Terminal Cibinong `Kubangan Air`

Jumat, 13 Januari 2012 — 22:28 WIB
aaabb

BOGOR (Pos Kota) – Keberadaan Terminal Cibinong tinggal tiga tahun lagi. Meski demikian, Pemkab Bogor sepertinya melakukan pembiaran terhadap kondisi terminal di ibukota Kabupaten Bogor ini. Buktinya, areal terminal seluas 5000 meter persegi penuh kubangan air saat hujan turun.

Tak heran penumpang dan awak bus serta angkot mengeluhkan kondisi terminal yang mirip kubaga kerbau. “Malas masuk terminial. Becek penuh genangan air, belum lagi saat bus masuk pasti kita kecipratan kotoran air,” keluh Ny. Asni, warga Perum Cibinong City, saat mencari angkot di pintu keluar Terminal Cibinong, Jawa Barat.

Keluhan serupa dilontarkan Awing, sopir Angkot 32 jurusan Cibinong-Bubulak. “Musim hujan seperti ini, terminal makin sepi. Penumpang ogah masuk terminal, buntutnya kita juga yang rugi dan terpaksa cari penumpang di pintu keluar terminal,” katanya. Padahal, dia dan awak angkot serta bus, setiap harinya membayar retribusi. “Lalau uang retribusi itu masuk ke mana? Bukankah seharusnya buat memperbaiki sara dan prasarana terminal,” timpal sopir lainnya.

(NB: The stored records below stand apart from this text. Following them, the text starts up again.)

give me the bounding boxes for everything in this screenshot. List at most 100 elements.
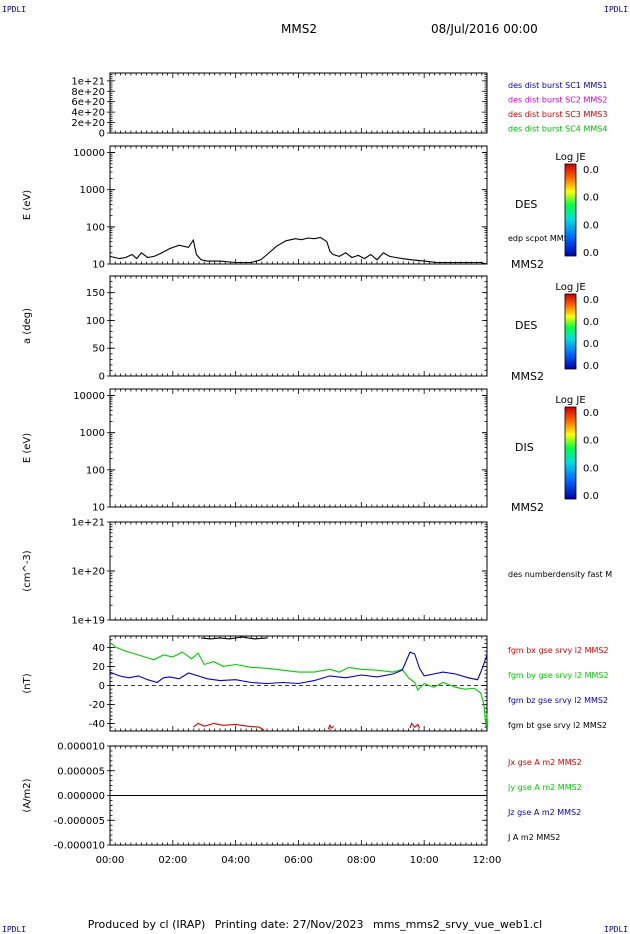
y-tick-label: 8e+20 bbox=[71, 87, 105, 98]
spacecraft-title: MMS2 bbox=[281, 22, 317, 36]
y-tick-label: 0.000010 bbox=[57, 742, 105, 753]
x-tick-label: 12:00 bbox=[473, 855, 502, 866]
y-tick-label: 2e+20 bbox=[71, 118, 105, 129]
colorbar bbox=[564, 406, 577, 500]
instrument-label: DIS bbox=[515, 441, 534, 454]
y-axis-label: (A/m2) bbox=[22, 778, 33, 812]
colorbar-tick-label: 0.0 bbox=[583, 408, 599, 419]
series-line-fgm-bz-gse-srvy-l2-mms2 bbox=[109, 651, 488, 685]
legend-entry: des dist burst SC2 MMS2 bbox=[508, 96, 607, 105]
colorbar-tick-label: 0.0 bbox=[583, 220, 599, 231]
y-tick-label: -20 bbox=[89, 700, 105, 711]
series-legend-label: J A m2 MMS2 bbox=[507, 833, 560, 842]
series-legend-label: fgm bx gse srvy l2 MMS2 bbox=[508, 646, 609, 655]
series-line-fgm-bx-gse-srvy-l2-mms2 bbox=[409, 722, 421, 729]
y-tick-label: 1000 bbox=[80, 185, 105, 196]
series-line-fgm-bt-gse-srvy-l2-mms2 bbox=[201, 636, 268, 640]
corner-label-bottom-right: IPDLI bbox=[604, 925, 629, 934]
footer: Produced by cl (IRAP) Printing date: 27/… bbox=[0, 918, 630, 931]
corner-label-top-left: IPDLI bbox=[2, 5, 27, 14]
panel-frame-density bbox=[109, 521, 488, 621]
y-tick-label: 10 bbox=[92, 503, 105, 514]
y-tick-label: 1e+21 bbox=[71, 76, 105, 87]
panel-frame-pitch-angle bbox=[109, 275, 488, 377]
y-tick-label: 10 bbox=[92, 260, 105, 271]
y-axis-label: (nT) bbox=[22, 673, 33, 693]
y-tick-label: 4e+20 bbox=[71, 108, 105, 119]
y-tick-label: 100 bbox=[86, 222, 105, 233]
series-line-fgm-by-gse-srvy-l2-mms2 bbox=[109, 642, 488, 729]
instrument-label: DES bbox=[515, 319, 537, 332]
y-tick-label: 0 bbox=[99, 372, 105, 383]
colorbar bbox=[564, 293, 577, 370]
legend-entry: des dist burst SC1 MMS1 bbox=[508, 81, 607, 90]
series-legend-label: fgm by gse srvy l2 MMS2 bbox=[508, 671, 609, 680]
x-tick-label: 06:00 bbox=[284, 855, 313, 866]
series-legend-label: fgm bt gse srvy l2 MMS2 bbox=[508, 721, 607, 730]
footer-script-name: mms_mms2_srvy_vue_web1.cl bbox=[372, 918, 543, 931]
y-tick-label: 100 bbox=[86, 316, 105, 327]
y-tick-label: 10000 bbox=[73, 148, 105, 159]
colorbar-tick-label: 0.0 bbox=[583, 463, 599, 474]
corner-label-top-right: IPDLI bbox=[604, 5, 629, 14]
series-legend-label: Jx gse A m2 MMS2 bbox=[507, 758, 582, 767]
colorbar-tick-label: 0.0 bbox=[583, 248, 599, 259]
inline-series-label: des numberdensity fast M bbox=[508, 570, 612, 579]
instrument-label: DES bbox=[515, 198, 537, 211]
colorbar-title: Log JE bbox=[555, 282, 585, 293]
spacecraft-sub-label: MMS2 bbox=[511, 370, 544, 383]
panel-frame-des-energy bbox=[109, 145, 488, 265]
y-tick-label: -40 bbox=[89, 719, 105, 730]
footer-printing-date: Printing date: 27/Nov/2023 bbox=[214, 918, 364, 931]
y-tick-label: 1e+21 bbox=[71, 518, 105, 529]
spacecraft-sub-label: MMS2 bbox=[511, 501, 544, 514]
colorbar-tick-label: 0.0 bbox=[583, 491, 599, 502]
y-axis-label: E (eV) bbox=[22, 433, 33, 463]
y-tick-label: 40 bbox=[92, 643, 105, 654]
y-axis-label: E (eV) bbox=[22, 190, 33, 220]
x-tick-label: 08:00 bbox=[347, 855, 376, 866]
legend-entry: des dist burst SC3 MMS3 bbox=[508, 110, 607, 119]
series-legend-label: Jz gse A m2 MMS2 bbox=[507, 808, 581, 817]
colorbar-tick-label: 0.0 bbox=[583, 339, 599, 350]
y-axis-label: a (deg) bbox=[22, 308, 33, 344]
y-tick-label: 0.000005 bbox=[57, 766, 105, 777]
colorbar-title: Log JE bbox=[555, 395, 585, 406]
y-tick-label: 0 bbox=[99, 681, 105, 692]
colorbar-title: Log JE bbox=[555, 152, 585, 163]
y-axis-label: (cm^-3) bbox=[22, 550, 33, 591]
series-line-fgm-bx-gse-srvy-l2-mms2 bbox=[327, 724, 335, 730]
x-tick-label: 04:00 bbox=[221, 855, 250, 866]
legend-entry: des dist burst SC4 MMS4 bbox=[508, 125, 607, 134]
y-tick-label: 20 bbox=[92, 662, 105, 673]
panel-frame-dis-energy bbox=[109, 388, 488, 508]
y-tick-label: 1e+20 bbox=[71, 567, 105, 578]
series-line-fgm-bx-gse-srvy-l2-mms2 bbox=[192, 722, 265, 731]
y-tick-label: 1000 bbox=[80, 428, 105, 439]
colorbar-tick-label: 0.0 bbox=[583, 361, 599, 372]
inline-series-label: edp scpot MMS2 bbox=[508, 234, 574, 243]
corner-label-bottom-left: IPDLI bbox=[2, 925, 27, 934]
y-tick-label: 0 bbox=[99, 129, 105, 140]
y-tick-label: -0.000010 bbox=[54, 841, 105, 852]
colorbar-tick-label: 0.0 bbox=[583, 193, 599, 204]
plot-datetime: 08/Jul/2016 00:00 bbox=[431, 22, 538, 36]
colorbar bbox=[564, 163, 577, 257]
series-legend-label: Jy gse A m2 MMS2 bbox=[507, 783, 582, 792]
x-tick-label: 00:00 bbox=[96, 855, 125, 866]
series-line-edp-scpot-mms2 bbox=[109, 236, 488, 265]
y-tick-label: 6e+20 bbox=[71, 97, 105, 108]
y-tick-label: 50 bbox=[92, 344, 105, 355]
y-tick-label: 100 bbox=[86, 465, 105, 476]
y-tick-label: 10000 bbox=[73, 391, 105, 402]
footer-produced-by: Produced by cl (IRAP) bbox=[87, 918, 206, 931]
series-legend-label: fgm bz gse srvy l2 MMS2 bbox=[508, 696, 608, 705]
x-tick-label: 10:00 bbox=[410, 855, 439, 866]
colorbar-tick-label: 0.0 bbox=[583, 165, 599, 176]
spacecraft-sub-label: MMS2 bbox=[511, 258, 544, 271]
y-tick-label: 150 bbox=[86, 288, 105, 299]
x-tick-label: 02:00 bbox=[158, 855, 187, 866]
y-tick-label: 1e+19 bbox=[71, 616, 105, 627]
colorbar-tick-label: 0.0 bbox=[583, 295, 599, 306]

Kepala DLLAJ Kabupaten Bogor Soebiantoro mengaku, sejak 2008 terminal ini tak pernah diperbaiki lagi. Namun dia berjanaji dalam waktu dekat areal terminal yang penuh dengan lubang menganga itu akan ditambal pakai aspal. “Kita hanya bisa menambal, sebab pada 2015 kita akan membangun Terminal Tipe B di Kecamatan Citeureup. Sedangkan bekas Terminal Cibinong direncanakan menjadi ruang terbuka hijau,” katanya.

Anggaran pembangunan Terminal Citeureup direncanakan mencapai Rp 90 miliar, dengan luas lahan tiga hektar. “Jika semua tahapan selesai, maka pembangunan dilakukan 2015,” jelasnya. Kelak di terminal ini mampu  menampung 500 unit bus dan angkot yang melayani jurusan Lebak Bulus, Tanjung Priok, Senen, Kalideres, Grogol, Depok, Kota Bogor, Bandung, Sukabumi, dan Cianjur.